Written by: Steve Parker
Illustrated by: Andrea De Santis
For ages: 4 and up
Language: English
Topics Covered: STEM, Space, The Universe.
Summary: This book is really cool! It’s difficult to find books about space for children this young that actually teach them something. In the Junior Kindergarten classroom Corrie taught in, there was a Space Unit that we struggled to find appropriate literature for. Everything was either a board book or for reading-aged children. This book, along with the Professor Astro Cat series solved our problems! Topics covered include: space, stars, constellations, solar system, astronauts, the international space station, and much more! This book gives a well-rounded and comprehensive look at all things space, without too many words on the page. Illustrations by Andrea De Santis are bright, cheerful, and diverse. If you have a space-lover, this is the book for them!
About the Author & the Illustrator:
Steve Parker’s writing career began with 10 early titles in Dorling Kindersley’s multi-award-winning Eyewitness series, from the late 1980s to the late 1990s. He has since worked for more than a dozen children’s book publishers and been shortlisted for, among others, the Rhone-Poulenc Science Book Prize, Times Educational Information Book of the Year, and Blue Peter Book Award.[3]
In 2009 he co-wrote The Complete Guide to Minerals, Rocks and Fossils of the World, with John Farndon, (Lorenz Educational Press)
In 2013 Parker’s title Science Crazy (QED) won the UK School Library Association’s Information Book Award,[4] and Fizzing Physics (QED) won the Hampshire Information Book Award.[5]
Parker also writes adult books, recently including Extinction: Not the End of the World? (Natural History Museum, 2013),[6] the million-selling The Human Body Book (Second Edition, Dorling Kindersley, 2013) and Kill or Cure, an Illustrated History of Medicine (Dorling Kindersley, 2013.) [7]
In 2014 Kill or Cure entered the New York Times Science Bestsellers [8] and also won the 2014 British Medical Association Book Award for Public Understanding of Science.[9]
In 2015 Parker was general editor of Evolution: The Whole Story (Thames and Hudson), heading a team of 12 expert authors in paleontology, paleobiology and paleoecology. Popular weekly New Scientist described the work as ‘highly accessible … such an attractive and friendly book … the approach breathes life into everything, including “boring” stuff (that is, non-dinosaur stuff) … bright, breezy and modern’. [10]
In 2016 Parker produced two of the largest and most complex titles of his career, Medicine: The Definitive Visual History (Dorling Kindersley),[11] and BODY: The infographic book of us (Aurum Press) with graphic designer, illustrator and academic Andrew Baker.[12] He also continued his collaboration with London’s Natural History Museum with publication of Colour and Vision: Through the Eyes of Nature. 2017 saw further titles including A Brief Illustrated History of Life on Earth (Raintree) [13] with specialist illustrator David West, and books on dinosaurs, oceans and seas, and robots and gadgets. In 2018 Parker received the School Library Information Book award for the second time, for In Focus: Seas and Oceans (Kingfisher).

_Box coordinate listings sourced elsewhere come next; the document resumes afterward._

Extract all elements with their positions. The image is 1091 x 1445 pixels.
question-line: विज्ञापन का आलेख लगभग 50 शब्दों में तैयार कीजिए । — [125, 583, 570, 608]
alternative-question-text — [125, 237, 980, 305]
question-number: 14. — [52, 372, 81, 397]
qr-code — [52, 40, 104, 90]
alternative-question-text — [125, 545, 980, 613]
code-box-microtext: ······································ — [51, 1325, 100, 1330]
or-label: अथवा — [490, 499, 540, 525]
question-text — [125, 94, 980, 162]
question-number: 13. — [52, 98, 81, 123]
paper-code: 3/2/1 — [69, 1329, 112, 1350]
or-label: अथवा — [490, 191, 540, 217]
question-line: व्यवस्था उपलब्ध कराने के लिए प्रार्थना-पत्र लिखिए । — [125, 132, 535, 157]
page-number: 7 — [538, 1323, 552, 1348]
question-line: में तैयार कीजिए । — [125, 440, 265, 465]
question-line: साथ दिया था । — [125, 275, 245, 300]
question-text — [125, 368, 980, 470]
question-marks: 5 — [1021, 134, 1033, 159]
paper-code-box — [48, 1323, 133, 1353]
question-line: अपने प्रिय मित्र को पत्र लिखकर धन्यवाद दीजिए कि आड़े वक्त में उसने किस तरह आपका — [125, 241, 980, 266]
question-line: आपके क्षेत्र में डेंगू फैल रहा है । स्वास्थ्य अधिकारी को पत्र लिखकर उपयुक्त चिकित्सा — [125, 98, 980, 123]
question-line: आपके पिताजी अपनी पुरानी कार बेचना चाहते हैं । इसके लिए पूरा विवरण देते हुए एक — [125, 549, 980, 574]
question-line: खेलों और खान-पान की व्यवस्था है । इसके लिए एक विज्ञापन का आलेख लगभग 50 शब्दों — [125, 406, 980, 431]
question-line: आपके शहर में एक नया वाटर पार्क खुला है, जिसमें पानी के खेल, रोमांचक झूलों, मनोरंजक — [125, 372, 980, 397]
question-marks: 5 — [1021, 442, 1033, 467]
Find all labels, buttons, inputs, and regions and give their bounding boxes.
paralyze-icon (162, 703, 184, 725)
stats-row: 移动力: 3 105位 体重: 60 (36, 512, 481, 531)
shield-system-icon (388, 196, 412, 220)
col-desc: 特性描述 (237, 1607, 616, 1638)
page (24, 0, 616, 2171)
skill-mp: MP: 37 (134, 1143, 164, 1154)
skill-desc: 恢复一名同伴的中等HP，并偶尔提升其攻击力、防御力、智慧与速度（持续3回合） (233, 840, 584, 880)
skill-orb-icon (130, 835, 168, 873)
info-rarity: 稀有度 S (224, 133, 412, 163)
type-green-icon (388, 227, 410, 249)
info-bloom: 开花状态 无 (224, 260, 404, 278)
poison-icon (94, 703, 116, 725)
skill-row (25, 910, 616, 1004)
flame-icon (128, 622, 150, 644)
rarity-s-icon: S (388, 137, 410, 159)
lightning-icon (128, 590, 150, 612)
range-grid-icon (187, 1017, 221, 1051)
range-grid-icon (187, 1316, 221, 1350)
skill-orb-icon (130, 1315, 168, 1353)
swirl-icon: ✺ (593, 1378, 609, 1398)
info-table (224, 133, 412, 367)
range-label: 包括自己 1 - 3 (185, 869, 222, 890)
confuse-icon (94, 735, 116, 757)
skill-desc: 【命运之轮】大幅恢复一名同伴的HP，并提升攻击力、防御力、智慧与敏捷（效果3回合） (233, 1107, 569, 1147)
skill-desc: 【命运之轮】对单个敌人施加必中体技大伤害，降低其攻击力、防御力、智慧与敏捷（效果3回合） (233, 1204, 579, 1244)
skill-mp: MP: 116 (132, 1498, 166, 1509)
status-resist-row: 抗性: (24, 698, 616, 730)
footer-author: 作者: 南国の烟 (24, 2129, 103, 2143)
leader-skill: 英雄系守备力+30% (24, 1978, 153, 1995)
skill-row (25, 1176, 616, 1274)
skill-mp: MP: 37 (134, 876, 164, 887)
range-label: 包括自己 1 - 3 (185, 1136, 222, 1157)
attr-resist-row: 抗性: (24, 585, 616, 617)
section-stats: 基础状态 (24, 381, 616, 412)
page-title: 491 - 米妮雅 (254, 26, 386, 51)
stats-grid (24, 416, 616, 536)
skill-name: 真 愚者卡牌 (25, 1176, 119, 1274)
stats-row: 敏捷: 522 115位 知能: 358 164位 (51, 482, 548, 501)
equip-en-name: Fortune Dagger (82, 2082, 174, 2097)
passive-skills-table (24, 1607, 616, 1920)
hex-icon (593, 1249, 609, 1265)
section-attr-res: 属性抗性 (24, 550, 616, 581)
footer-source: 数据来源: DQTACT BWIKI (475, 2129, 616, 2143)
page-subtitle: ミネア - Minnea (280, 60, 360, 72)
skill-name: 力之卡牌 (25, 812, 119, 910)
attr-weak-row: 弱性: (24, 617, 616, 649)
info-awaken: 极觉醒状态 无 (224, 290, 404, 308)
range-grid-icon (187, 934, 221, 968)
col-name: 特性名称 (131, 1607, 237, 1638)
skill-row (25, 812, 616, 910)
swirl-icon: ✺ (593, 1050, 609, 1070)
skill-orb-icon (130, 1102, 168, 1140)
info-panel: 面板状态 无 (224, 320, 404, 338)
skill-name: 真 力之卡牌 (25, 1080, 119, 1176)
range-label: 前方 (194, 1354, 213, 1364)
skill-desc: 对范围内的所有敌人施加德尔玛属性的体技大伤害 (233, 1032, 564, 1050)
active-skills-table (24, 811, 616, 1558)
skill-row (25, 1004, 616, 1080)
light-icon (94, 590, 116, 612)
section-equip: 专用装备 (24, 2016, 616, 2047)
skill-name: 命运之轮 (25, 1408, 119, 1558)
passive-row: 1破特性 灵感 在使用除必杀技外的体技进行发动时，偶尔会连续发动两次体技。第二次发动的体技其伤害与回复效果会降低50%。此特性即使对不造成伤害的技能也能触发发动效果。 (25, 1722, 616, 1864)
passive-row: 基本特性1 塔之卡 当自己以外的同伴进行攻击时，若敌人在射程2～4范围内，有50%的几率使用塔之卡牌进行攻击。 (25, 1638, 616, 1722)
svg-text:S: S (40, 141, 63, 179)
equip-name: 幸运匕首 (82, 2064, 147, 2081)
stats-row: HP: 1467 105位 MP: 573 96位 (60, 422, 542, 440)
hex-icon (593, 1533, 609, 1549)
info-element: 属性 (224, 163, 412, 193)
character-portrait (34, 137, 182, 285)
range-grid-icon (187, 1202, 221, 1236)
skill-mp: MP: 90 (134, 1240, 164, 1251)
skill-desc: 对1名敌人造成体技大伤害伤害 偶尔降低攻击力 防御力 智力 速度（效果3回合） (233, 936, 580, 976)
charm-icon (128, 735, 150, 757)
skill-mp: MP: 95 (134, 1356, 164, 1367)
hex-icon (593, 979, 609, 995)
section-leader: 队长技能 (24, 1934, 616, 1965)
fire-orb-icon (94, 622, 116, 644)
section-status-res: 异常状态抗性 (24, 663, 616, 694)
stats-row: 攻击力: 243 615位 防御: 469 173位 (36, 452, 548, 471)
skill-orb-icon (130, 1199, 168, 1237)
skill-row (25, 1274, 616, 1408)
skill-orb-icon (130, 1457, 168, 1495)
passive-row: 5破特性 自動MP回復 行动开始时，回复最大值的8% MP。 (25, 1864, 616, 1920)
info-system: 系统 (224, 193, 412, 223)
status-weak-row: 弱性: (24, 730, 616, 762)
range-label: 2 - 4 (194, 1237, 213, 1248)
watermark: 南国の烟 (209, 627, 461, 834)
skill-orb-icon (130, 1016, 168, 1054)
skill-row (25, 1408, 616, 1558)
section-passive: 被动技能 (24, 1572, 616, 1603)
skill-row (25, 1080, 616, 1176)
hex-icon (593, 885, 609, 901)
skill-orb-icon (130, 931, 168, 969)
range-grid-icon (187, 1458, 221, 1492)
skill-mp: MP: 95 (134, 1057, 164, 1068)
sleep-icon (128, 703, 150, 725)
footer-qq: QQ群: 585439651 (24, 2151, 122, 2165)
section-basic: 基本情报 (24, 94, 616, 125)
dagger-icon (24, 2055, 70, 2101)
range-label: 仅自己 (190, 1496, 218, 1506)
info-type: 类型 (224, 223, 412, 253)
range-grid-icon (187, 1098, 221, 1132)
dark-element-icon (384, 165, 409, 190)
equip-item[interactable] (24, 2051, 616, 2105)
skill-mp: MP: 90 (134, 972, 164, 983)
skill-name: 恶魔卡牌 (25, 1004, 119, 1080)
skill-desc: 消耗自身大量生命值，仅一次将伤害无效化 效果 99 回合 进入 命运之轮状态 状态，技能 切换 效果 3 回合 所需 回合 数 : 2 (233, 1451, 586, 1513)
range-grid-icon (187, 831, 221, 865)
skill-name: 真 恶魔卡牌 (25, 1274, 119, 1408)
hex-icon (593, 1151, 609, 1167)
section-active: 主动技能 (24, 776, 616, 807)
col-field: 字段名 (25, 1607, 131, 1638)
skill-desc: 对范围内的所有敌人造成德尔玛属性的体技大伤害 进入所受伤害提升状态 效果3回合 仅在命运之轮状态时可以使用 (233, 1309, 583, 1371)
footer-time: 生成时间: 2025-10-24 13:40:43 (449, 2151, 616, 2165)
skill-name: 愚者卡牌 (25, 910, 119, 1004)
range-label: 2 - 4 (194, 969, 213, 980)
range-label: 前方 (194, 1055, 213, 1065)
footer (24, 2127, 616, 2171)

Andrea De Santis was born in Brescia, Italy, in 1978, but now lives in the center of Italy.
He started drawing when he was a child, continually looking for ideas that would increase his imagination. After graduation at the Art School, De Santis started working as Graphic Designer in several fields, such as Toys, Apparel, and Communication.
Nevertheless the illustration has always been his dream in a drawer, that’s why one day he decided to apply completely himself to this art as a freelance artist.
Andrea creates covers for Italian and foreign publishers, e.g. Pan Mcmillan, Suhrkamp, Gestalten, Einaudi, Feltrinelli, Mondadori. He also works for important communication agencies and Science, Psychology, Wellness magazines, such as WWD, Oprah magazine, New Scientist, The Observer/The Guardian, John Hopkins e Variety.
His illustrations belong to conceptual or surrealist art and his style is mainly minimal and narrative. De Santis uses chromatic contrasts and rarefied atmospheres to compose oneiric scenes. He always tries to give a positive, playful vision.
In De Santis’ spare time he loves reading books, traveling, riding his old motorcycle and go swimming – themes that often inspire illustrations.